Re-planing the Legs Smaller

2012.10.07

After deciding the legs were too thick, I went back through my books and magazines, and found a Shaker side table similar to my design.  But the legs were only 1–1/8″ square, instead of 1–1/2″.  That looked more graceful.  So I made some adjustments in my design, and began to plane the legs down to 1–1/8″.

Yeah, this will definitely be better.  Wish I’d figured this out in the design phase, before I started sawing.  I could have saved myself some work.

Furthermore, I could have rotated my sawcuts more in some places to better align the grain.  Table legs look best when the grain runs diagonally from one corner to the opposite corner, roughly 45° to the faces.  This is riftsawn, also called bastard grain.  Otherwise, two faces will have flatsawn grain with cathedrals, and the other two will have quartersawn grain with stripes.  Much better to have stripes all around, so that visually the legs wrap around without a jarring transition.  The straight grain also accentuates the thin vertical shape of the legs.

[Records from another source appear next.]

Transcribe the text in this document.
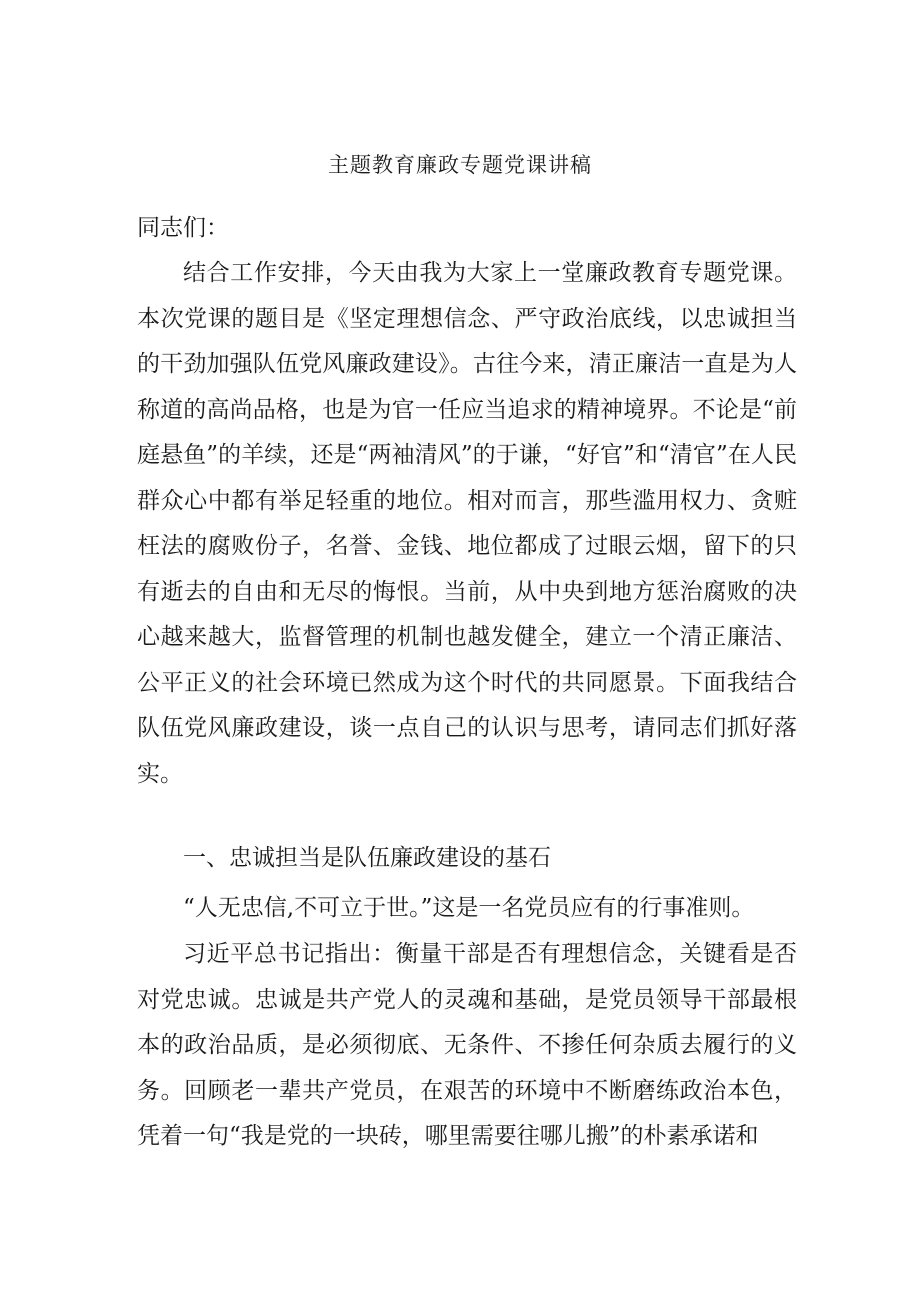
主题教育廉政专题党课讲稿
同志们：

结合工作安排，今天由我为大家上一堂廉政教育专题党课。本次党课的题目是《坚定理想信念、严守政治底线，以忠诚担当的干劲加强队伍党风廉政建设》。古往今来，清正廉洁一直是为人称道的高尚品格，也是为官一任应当追求的精神境界。不论是“前庭悬鱼”的羊续，还是“两袖清风”的于谦，“好官”和“清官”在人民群众心中都有举足轻重的地位。相对而言，那些滥用权力、贪赃枉法的腐败份子，名誉、金钱、地位都成了过眼云烟，留下的只有逝去的自由和无尽的悔恨。当前，从中央到地方惩治腐败的决心越来越大，监督管理的机制也越发健全，建立一个清正廉洁、公平正义的社会环境已然成为这个时代的共同愿景。下面我结合队伍党风廉政建设，谈一点自己的认识与思考，请同志们抓好落实。

一、忠诚担当是队伍廉政建设的基石

“人无忠信,不可立于世。”这是一名党员应有的行事准则。

习近平总书记指出：衡量干部是否有理想信念，关键看是否对党忠诚。忠诚是共产党人的灵魂和基础，是党员领导干部最根本的政治品质，是必须彻底、无条件、不掺任何杂质去履行的义务。回顾老一辈共产党员，在艰苦的环境中不断磨练政治本色，凭着一句“我是党的一块砖，哪里需要往哪儿搬”的朴素承诺和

On the legs that were too close to flatsawn/quartersawn, I set my bevel square to about 10° to mark out the smaller leg, and planed 10° off the old faces.  It’s not much, but anything helps.  I actually went through this process already when planing the legs at the original size.  So in the end, I had tilted them 15° to 20° from the original faces of the board.

After a lot of planing, all eight legs were down to the new dimension of 1–1/8″.